¿Por qué se quema el político? Porque el poder político no le pertenece a nadie, solo se ejerce. Es significativo que se aplica por cuentagotas, y de manera específica sostiene al régimen político, que es el espacio donde se vinculan las instituciones con los sujetos que las mueven.
El fuego que arde en el interior del Estado comienza con fuego lento, y cuando aumenta su intensidad comienza la táctica política para expulsar al político del círculo de poder, porque la temperatura llega a su máxima expresión y quema al político.
El mismo poder se revela cuando quieren atraparlo, no se deja, se resiste. Lo enigmático del asunto es que el propio político que están preparando para cocinarlo no se da cuenta de lo siguiente: 1. Las órdenes que emite a sus subalternos no se cumplen. 2. En política no hay amigos, solo aliados. 3. Que no le piden opinión en los asuntos del desempeño de su cargo. 4. Que no lo convocan a reuniones para discutir asuntos de Estado. 5. Que el que pierde el control, pierde el poder. 6. Cuando le hacen saber situaciones falsas se pone a funcionar el engaño y la simulación.
Ese fuego es lento, pero permanente, con características de ser eficiente. La ventaja de esa táctica es que el poder actúa en forma uniforme, segura, y no quema al político en forma inmediata, sino que de forma lenta para evitar situaciones de riesgo y controversias; dicho lo anterior nos damos cuenta de que los conflictos se manejan en primera fase, a una temperatura baja y constante, para desarrollar una táctica en torno al funcionamiento y la dinámica del poder.
El poder tiene secretos y su tiempo para controlar las circunstancias, para maniobrar las coyunturas, y encontrar la explicación de todas las situaciones políticas, y tener en mente las salidas para transformar los conflictos; para ello se requiere jugar con ambigüedad bien calculada; en política todo tiene solución.
Las sombras del poder hacen sus propios juegos, siempre están actuando, y se mueven, algunos ni siquiera las ven, ni se imaginan que existen ni saben cómo actúan, pero misteriosamente esas sombras siempre se cobran.

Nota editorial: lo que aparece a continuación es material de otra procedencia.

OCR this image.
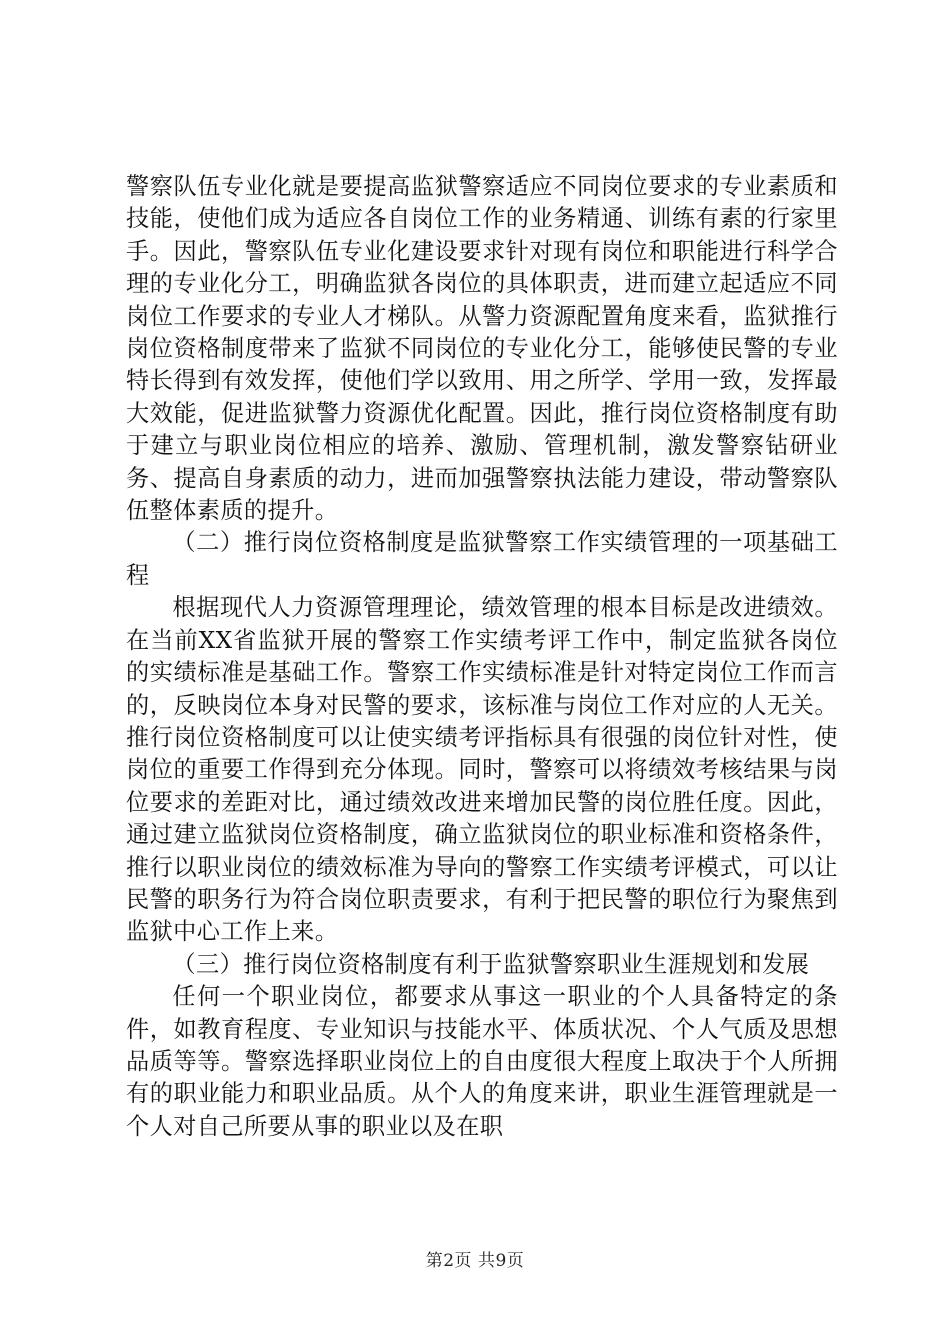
警察队伍专业化就是要提高监狱警察适应不同岗位要求的专业素质和技能，使他们成为适应各自岗位工作的业务精通、训练有素的行家里手。因此，警察队伍专业化建设要求针对现有岗位和职能进行科学合理的专业化分工，明确监狱各岗位的具体职责，进而建立起适应不同岗位工作要求的专业人才梯队。从警力资源配置角度来看，监狱推行岗位资格制度带来了监狱不同岗位的专业化分工，能够使民警的专业特长得到有效发挥，使他们学以致用、用之所学、学用一致，发挥最大效能，促进监狱警力资源优化配置。因此，推行岗位资格制度有助于建立与职业岗位相应的培养、激励、管理机制，激发警察钻研业务、提高自身素质的动力，进而加强警察执法能力建设，带动警察队伍整体素质的提升。

（二）推行岗位资格制度是监狱警察工作实绩管理的一项基础工程

根据现代人力资源管理理论，绩效管理的根本目标是改进绩效。在当前XX省监狱开展的警察工作实绩考评工作中，制定监狱各岗位的实绩标准是基础工作。警察工作实绩标准是针对特定岗位工作而言的，反映岗位本身对民警的要求，该标准与岗位工作对应的人无关。推行岗位资格制度可以让使实绩考评指标具有很强的岗位针对性，使岗位的重要工作得到充分体现。同时，警察可以将绩效考核结果与岗位要求的差距对比，通过绩效改进来增加民警的岗位胜任度。因此，通过建立监狱岗位资格制度，确立监狱岗位的职业标准和资格条件，推行以职业岗位的绩效标准为导向的警察工作实绩考评模式，可以让民警的职务行为符合岗位职责要求，有利于把民警的职位行为聚焦到监狱中心工作上来。

（三）推行岗位资格制度有利于监狱警察职业生涯规划和发展

任何一个职业岗位，都要求从事这一职业的个人具备特定的条件，如教育程度、专业知识与技能水平、体质状况、个人气质及思想品质等等。警察选择职业岗位上的自由度很大程度上取决于个人所拥有的职业能力和职业品质。从个人的角度来讲，职业生涯管理就是一个人对自己所要从事的职业以及在职

第2页 共9页
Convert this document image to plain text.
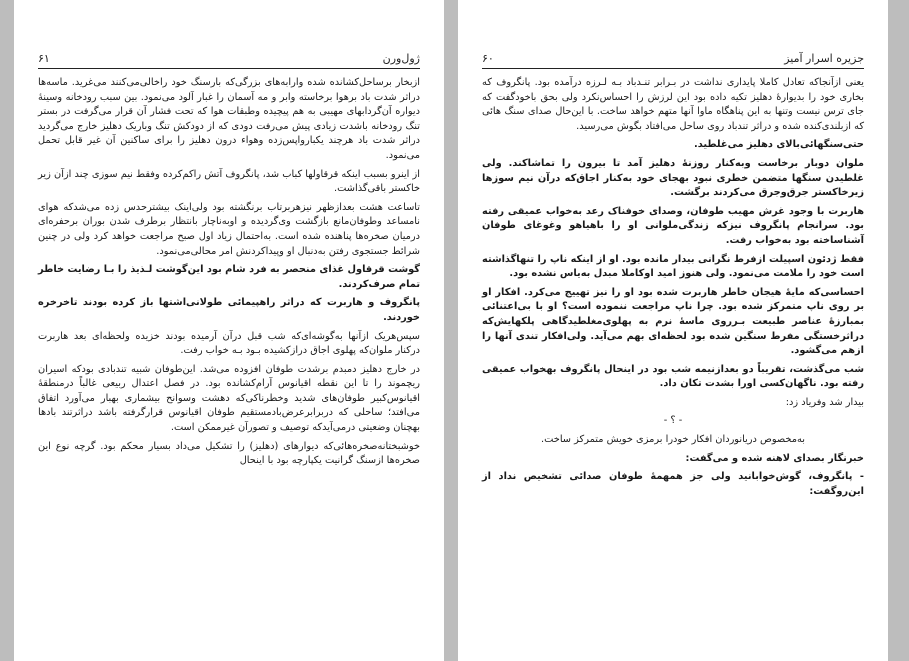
۶۱	ژول‌ورن

ازبخار برساحل‌کشانده شده وارابه‌های بزرگی‌که بارسنگ خود راخالی‌می‌کنند می‌غرید. ماسه‌ها دراثر شدت باد برهوا برخاسته وابر و مه آسمان را غبار آلود می‌نمود. بین سبب رودخانه وسینهٔ دیواره آن‌گردابهای مهیبی به هم پیچیده وطبقات هوا که تحت فشار آن قرار می‌گرفت در بستر تنگ رودخانه باشدت زیادی پیش می‌رفت دودی که از دودکش تنگ وباریک دهلیز خارج می‌گردید دراثر شدت باد هرچند یکبارواپس‌زده وهواء درون دهلیز را برای ساکنین آن غیر قابل تحمل می‌نمود.

از اینرو بسبب اینکه قرقاولها کباب شد، پانگروف آتش راکم‌کرده وفقط نیم سوزی چند ازآن زیر خاکستر باقی‌گذاشت.

تاساعت هشت بعدازظهر نیزهربرتاب برنگشته بود ولی‌اینک بیشترحدس زده می‌شدکه هوای نامساعد وطوفان‌مانع بازگشت وی‌گردیده و اوبه‌ناچار بانتظار برطرف شدن بوران برحفره‌ای درمیان صخره‌ها پناهنده شده است. به‌احتمال زیاد اول صبح مراجعت خواهد کرد ولی در چنین شرائط جستجوی رفتن به‌دنبال او وپیداکردنش امر محالی‌می‌نمود.

گوشت قرقاول غذای منحصر به فرد شام بود این‌گوشت لـذیذ را بـا رضایت خاطر تمام صرف‌کردند.

پانگروف و هاربرت که دراثر راهپیمائی طولانی‌اشتها باز کرده بودند تا‌خرخره خوردند.

سپس‌هریک ازآنها به‌گوشه‌ای‌که شب قبل درآن آرمیده بودند خزیده ولحظه‌ای بعد هاربرت درکنار ملوان‌که پهلوی اجاق درازکشیده بـود بـه خواب رفت.

در خارج دهلیز دمبدم برشدت طوفان افزوده می‌شد. این‌طوفان شبیه تندبادی بودکه اسیران ریچموند را تا این نقطه اقیانوس آرام‌کشانده بود. در فصل اعتدال ربیعی غالباً درمنطقهٔ اقیانوس‌کبیر طوفان‌های شدید وخطرناکی‌که دهشت وسوانح بیشماری بهبار می‌آورد اتفاق می‌افتد؛ ساحلی که دربرابرعرض‌بادمستقیم طوفان اقیانوس قرارگرفته باشد دراثرتند بادها بهچنان وضعیتی درمی‌آیدکه توصیف و تصورآن غیرممکن است.

خوشبختانه‌صخره‌هائی‌که دیوارهای (دهلیز) را تشکیل می‌داد بسیار محکم بود. گرچه نوع این صخره‌ها ازسنگ گرانیت یکپارچه بود با اینحال

۶۰	جزیره اسرار آمیز

یعنی ازآنجاکه تعادل کاملا پایداری نداشت در بـرابر تنـدباد بـه لـرزه درآمده بود. پانگروف که بخاری خود را بدیوارهٔ دهلیز تکیه داده بود این لرزش را احساس‌نکرد ولی بحق باخودگفت که جای ترس نیست وتنها به این پناهگاه ماوا آنها متهم خواهد ساخت. با این‌حال صدای سنگ هائی که ازبلندی‌کنده شده و دراثر تندباد روی ساحل می‌افتاد بگوش می‌رسید.

حتی‌سنگهائی‌بالای دهلیز می‌غلطید.

ملوان دوبار برخاست وبه‌کنار روزنهٔ دهلیز آمد تا بیرون را تماشاکند. ولی غلطیدن سنگها متضمن خطری نبود بهجای خود به‌کنار اجاق‌که درآن نیم سوزها زیرخاکستر جرق‌وجرق می‌کردند برگشت.

هاربرت با وجود غرش مهیب طوفان، وصدای خوفناک رعد به‌خواب عمیقی رفته بود. سرانجام پانگروف نیزکه زندگی‌ملوانی او را باهیاهو وغوغای طوفان آشناساخته بود به‌خواب رفت.

فقط ژدئون اسپیلت ازفرط نگرانی بیدار مانده بود. او از اینکه ناپ را تنهاگذاشته است خود را ملامت می‌نمود. ولی هنوز امید اوکاملا مبدل به‌یاس نشده بود.

احساسی‌که مایهٔ هیجان خاطر هاربرت شده بود او را نیز تهییج می‌کرد. افکار او بر روی ناپ متمرکز شده بود. چرا ناپ مراجعت ننموده است؟ او با بی‌اعتنائی بمبارزهٔ عناصر طبیعت بـرروی ماسهٔ نرم به پهلوی‌مغلطیدگاهی پلکهایش‌که دراثرخستگی مفرط سنگین شده بود لحظه‌ای بهم می‌آید. ولی‌افکار تندی آنها را ازهم می‌گشود.

شب می‌گذشت، تقریباً دو بعدازنیمه شب بود در اینحال پانگروف بهخواب عمیقی رفته بود. ناگهان‌کسی اورا بشدت تکان داد.

بیدار شد وفریاد زد:

- ؟ -

به‌مخصوص دریانوردان افکار خودرا برمزی خویش متمرکز ساخت.

خبرنگار بصدای لاهنه شده و می‌گفت:

- پانگروف، گوش‌خوابانید ولی جز همهمهٔ طوفان صدائی تشخیص نداد از این‌روگفت:
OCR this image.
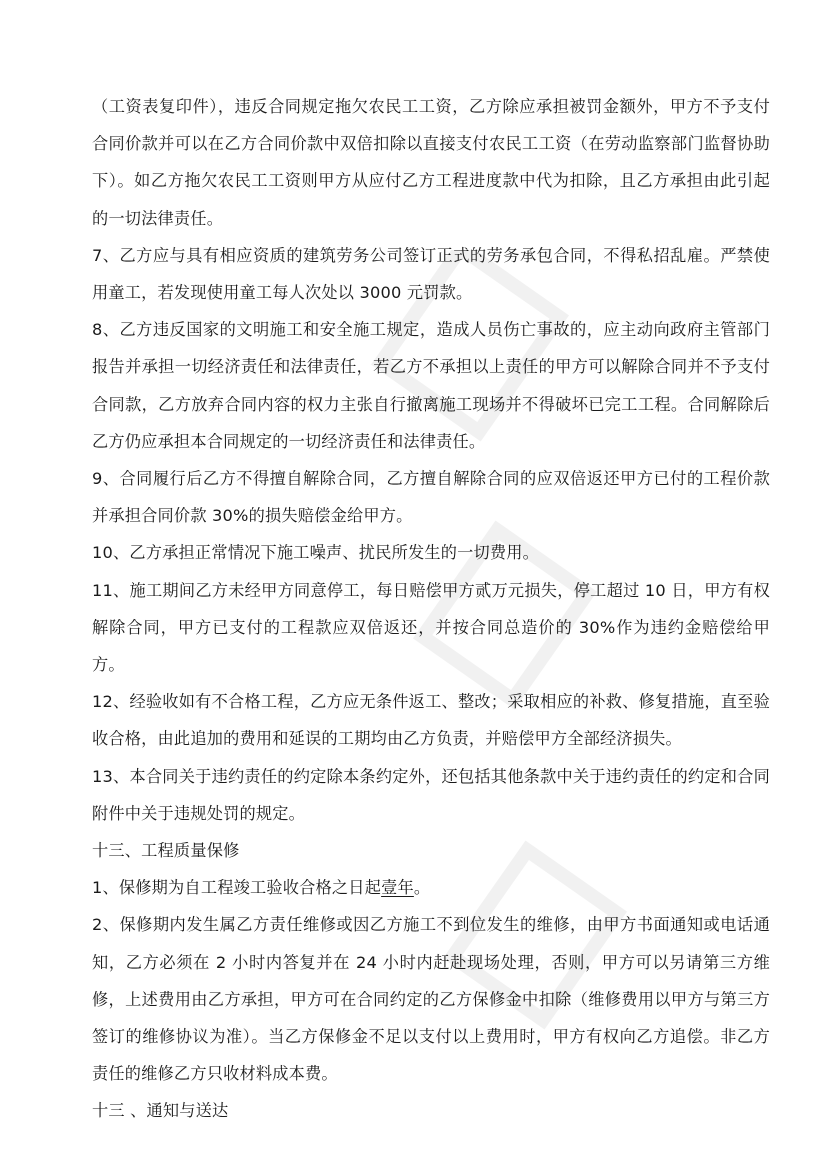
（工资表复印件），违反合同规定拖欠农民工工资，乙方除应承担被罚金额外，甲方不予支付合同价款并可以在乙方合同价款中双倍扣除以直接支付农民工工资（在劳动监察部门监督协助下）。如乙方拖欠农民工工资则甲方从应付乙方工程进度款中代为扣除，且乙方承担由此引起的一切法律责任。

7、乙方应与具有相应资质的建筑劳务公司签订正式的劳务承包合同，不得私招乱雇。严禁使用童工，若发现使用童工每人次处以 3000 元罚款。

8、乙方违反国家的文明施工和安全施工规定，造成人员伤亡事故的，应主动向政府主管部门报告并承担一切经济责任和法律责任，若乙方不承担以上责任的甲方可以解除合同并不予支付合同款，乙方放弃合同内容的权力主张自行撤离施工现场并不得破坏已完工工程。合同解除后乙方仍应承担本合同规定的一切经济责任和法律责任。

9、合同履行后乙方不得擅自解除合同，乙方擅自解除合同的应双倍返还甲方已付的工程价款并承担合同价款 30%的损失赔偿金给甲方。

10、乙方承担正常情况下施工噪声、扰民所发生的一切费用。

11、施工期间乙方未经甲方同意停工，每日赔偿甲方贰万元损失，停工超过 10 日，甲方有权解除合同，甲方已支付的工程款应双倍返还，并按合同总造价的 30%作为违约金赔偿给甲方。

12、经验收如有不合格工程，乙方应无条件返工、整改；采取相应的补救、修复措施，直至验收合格，由此追加的费用和延误的工期均由乙方负责，并赔偿甲方全部经济损失。

13、本合同关于违约责任的约定除本条约定外，还包括其他条款中关于违约责任的约定和合同附件中关于违规处罚的规定。

十三、工程质量保修

1、保修期为自工程竣工验收合格之日起壹年。

2、保修期内发生属乙方责任维修或因乙方施工不到位发生的维修，由甲方书面通知或电话通知，乙方必须在 2 小时内答复并在 24 小时内赶赴现场处理，否则，甲方可以另请第三方维修，上述费用由乙方承担，甲方可在合同约定的乙方保修金中扣除（维修费用以甲方与第三方签订的维修协议为准）。当乙方保修金不足以支付以上费用时，甲方有权向乙方追偿。非乙方责任的维修乙方只收材料成本费。

十三 、通知与送达
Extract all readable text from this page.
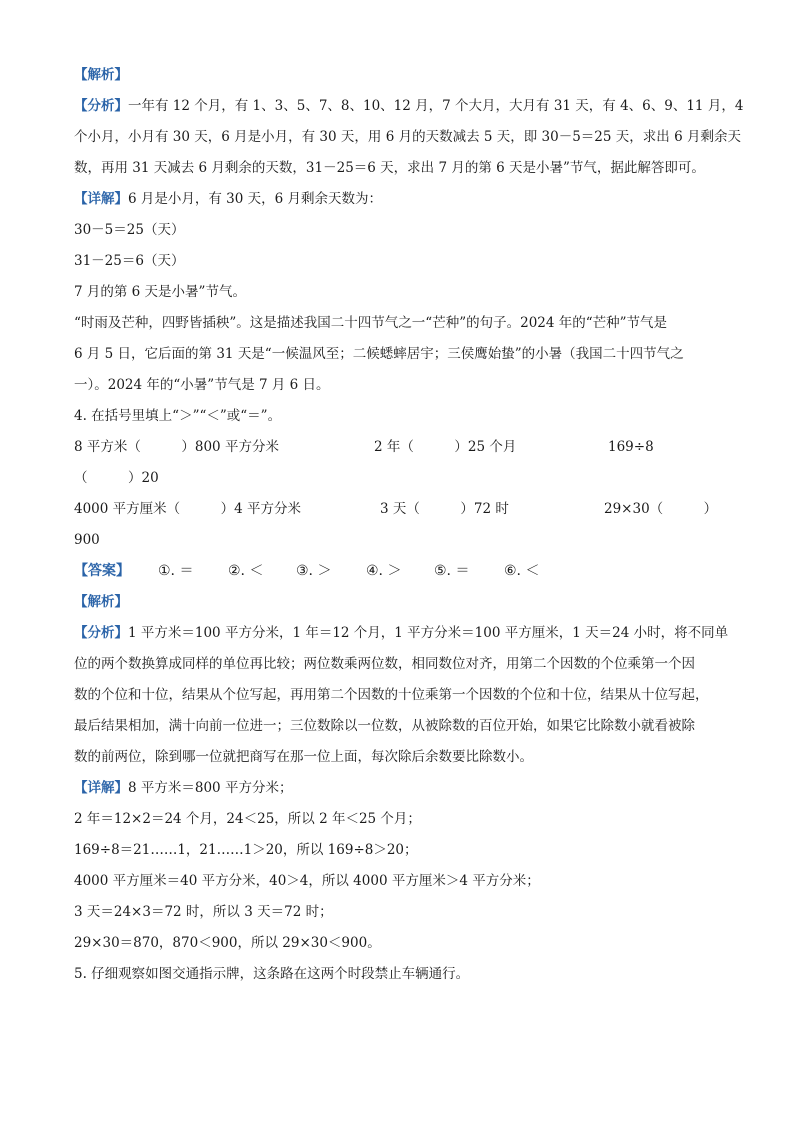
【解析】
【分析】一年有 12 个月，有 1、3、5、7、8、10、12 月，7 个大月，大月有 31 天，有 4、6、9、11 月，4
个小月，小月有 30 天，6 月是小月，有 30 天，用 6 月的天数减去 5 天，即 30－5＝25 天，求出 6 月剩余天
数，再用 31 天减去 6 月剩余的天数，31－25＝6 天，求出 7 月的第 6 天是小暑”节气，据此解答即可。
【详解】6 月是小月，有 30 天，6 月剩余天数为：
30－5＝25（天）
31－25＝6（天）
7 月的第 6 天是小暑”节气。
“时雨及芒种，四野皆插秧”。这是描述我国二十四节气之一“芒种”的句子。2024 年的“芒种”节气是
6 月 5 日，它后面的第 31 天是“一候温风至；二候蟋蟀居宇；三侯鹰始蛰”的小暑（我国二十四节气之
一）。2024 年的“小暑”节气是 7 月 6 日。
4. 在括号里填上“＞”“＜”或“＝”。
8 平方米（　　　）800 平方分米	2 年（　　　）25 个月	169÷8
（　　　）20
4000 平方厘米（　　　）4 平方分米	3 天（　　　）72 时	29×30（　　　）
900
【答案】 ①. ＝ ②. ＜ ③. ＞ ④. ＞ ⑤. ＝ ⑥. ＜
【解析】
【分析】1 平方米＝100 平方分米，1 年＝12 个月，1 平方分米＝100 平方厘米，1 天＝24 小时，将不同单
位的两个数换算成同样的单位再比较；两位数乘两位数，相同数位对齐，用第二个因数的个位乘第一个因
数的个位和十位，结果从个位写起，再用第二个因数的十位乘第一个因数的个位和十位，结果从十位写起，
最后结果相加，满十向前一位进一；三位数除以一位数，从被除数的百位开始，如果它比除数小就看被除
数的前两位，除到哪一位就把商写在那一位上面，每次除后余数要比除数小。
【详解】8 平方米＝800 平方分米；
2 年＝12×2＝24 个月，24＜25，所以 2 年＜25 个月；
169÷8＝21……1，21……1＞20，所以 169÷8＞20；
4000 平方厘米＝40 平方分米，40＞4，所以 4000 平方厘米＞4 平方分米；
3 天＝24×3＝72 时，所以 3 天＝72 时；
29×30＝870，870＜900，所以 29×30＜900。
5. 仔细观察如图交通指示牌，这条路在这两个时段禁止车辆通行。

En el ejercicio del poder no hay que extrañarse de lo que ocurre, ni de lo que sucede ni de los desenlaces para descifrar los crucigramas del poder.
Los políticos se cuecen en su propio fuego, lentamente, con paciencia. Ese es el sabor de la política, y todo depende de quién lo experimente, porque en la política nunca se sabe cuáles son los políticos que se van a quemar, puesto que en la política no se juega con fuego porque quema.
En razón de lo anterior, todo político debe aprender a sostener el fuego del poder sin apagarlo, porque si pretende apagarlo, también es excluido y marginado del poder mismo. En consecuencia, vemos cómo en el aprendizaje del ejercicio del poder que se sustenta en la experiencia y en el conocimiento de este el poder no espera y no se puede estar esperando señales para actuar. En tal virtud, el político debe saber calcular cuándo son los momentos precisos para actuar; asimismo, los tiempos políticos, por ejemplo, reformas constitucionales, designación de funcionarios, elecciones internas de partido político, etc.
Hay que tomar en cuenta que el poder político es quebradizo por la acción del tiempo, sus fibras son frágiles y se contrastan con el desgaste de este, en el ejercicio del poder no se puede dejar que las cosas ocurran por acción del azar, es decir, lo que la suerte representa.
Como todo buen político, los que toman las decisiones deben ser personas bien delineadas, con talante firme y decidido, ser agudo observador de los comportamientos de los enemigos políticos para descubrir las intrigas políticas, que siempre están presentes en los escenarios políticos, y deben contar con habilidad para entrelazar con agilidad y de forma ingeniosa las opiniones que integran el análisis del poder.